Two stories about inflation
Demand-side inflation is what we've seen; supply-side is where we could be going
Note: Very positive national jobs report for February, which raises expectations for the state- and metro-level reports rolling in over the next 1-2 weeks. Not only was employment up 678,000 in February, but the January numbers, which were even more surprising to most economists when were they released last month, were actually revised upward to 481,000. The national unemployment rate ticked down to 3.8%.
I was recently quoted in two pieces of journalism recently. Both were about inflation, but the underlying stories are different.
The first piece, at CBS’ MarketWatch (a national site), was about the connection between wages and inflation. Basically, people are hearing a lot about the “Great Resignation” and worker shortages driving up wages (did you know that Target will start to offer $24/hour in some labor markets?). They’re also hearing a lot about inflation - such as 7.5% year-over-year nationally and 8.6% locally. They want to put the two together because higher labor costs should lead to higher prices as firms pass on those costs to consumers.

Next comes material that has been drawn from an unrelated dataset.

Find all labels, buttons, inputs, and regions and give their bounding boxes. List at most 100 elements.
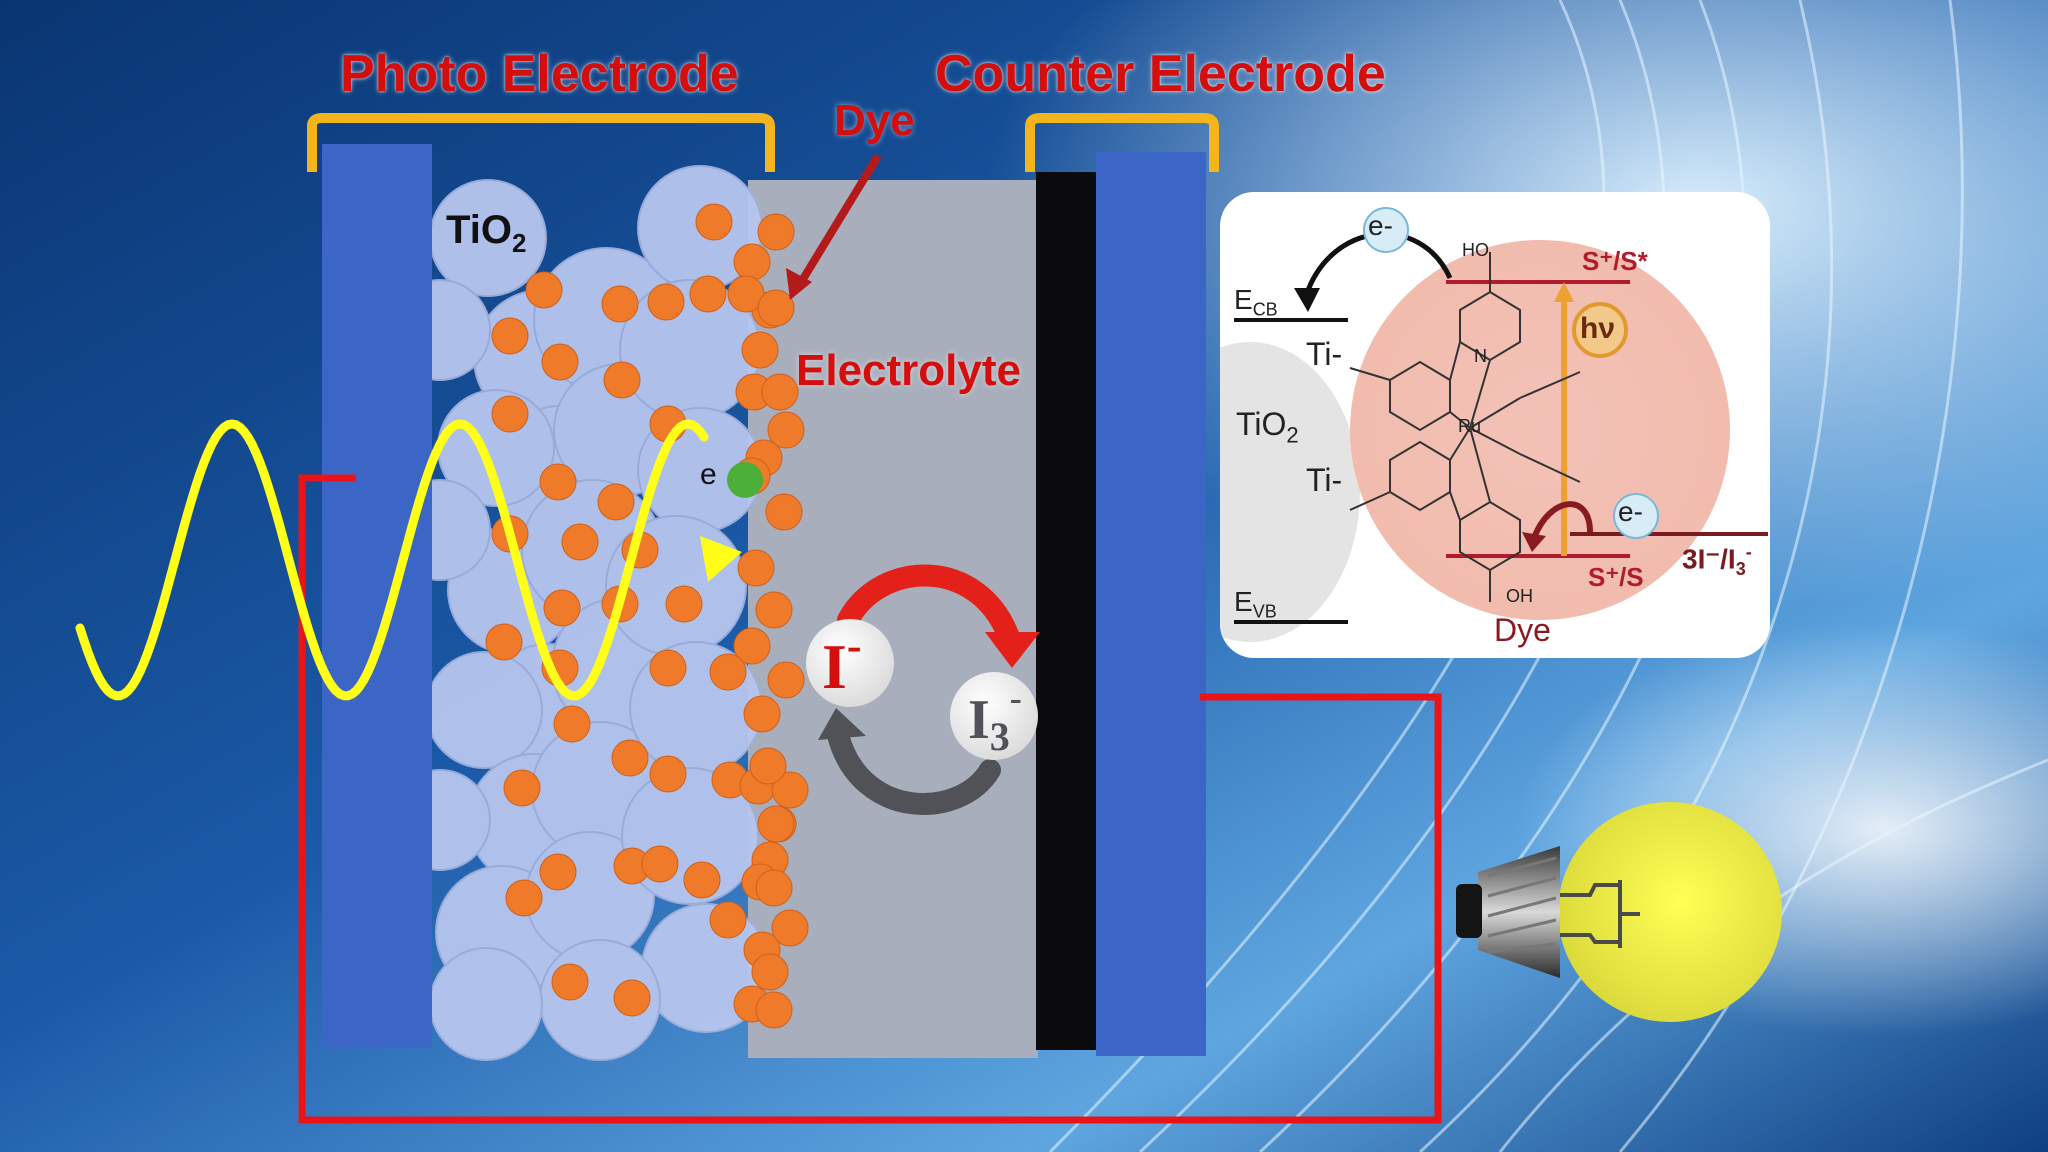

In the MarketWatch article, I noted that if this were the case, we should see inflation specifically in service-oriented markets like education or restaurants. But we don’t see that. Most inflation is happening in durable goods like furniture, cars and trucks, etc., which are not directly linked to higher labor costs. Overall, this story is of demand side inflation. Other inflation - like the recent increases in gas prices and rents - are a product of our recovery out of the pandemic, as demand for these things comes back to normal.
The second piece, at KTLA (video only), was specifically about motor fuel prices. Overall, this is a story of supply-side inflation. Gas and diesel prices are approaching $5/gallon locally as Russia’s war with Ukraine unfolds. While gas and diesel move together, the highlight on diesel is to show how gasoline prices might affect transport costs and, therefore, goods prices. While we are not there yet, a worsening supply crisis can certainly bring us back to early-80s style inflation.
The reason I’ve been hesitant to make that historical connection to the early-80s is because we will fail to see across-the-board levels of inflation which see saw back then. Until we see 7+% inflation in all major expenditure categories - from food and beverages, to apparel, education, and housing - and a worsening oil supply (instead of just rising oil prices) I won’t be fully convinced of broad-based inflationary pressures.
I appreciate your insights and analysis Daniel. Just curious your thoughts on how skyrocketing fuel prices might impact demand for electric and hybrid vehicles. I know I have a hybrid electric, so I rarely pay attention to gas prices since I only fill my gas tank a couple times a year!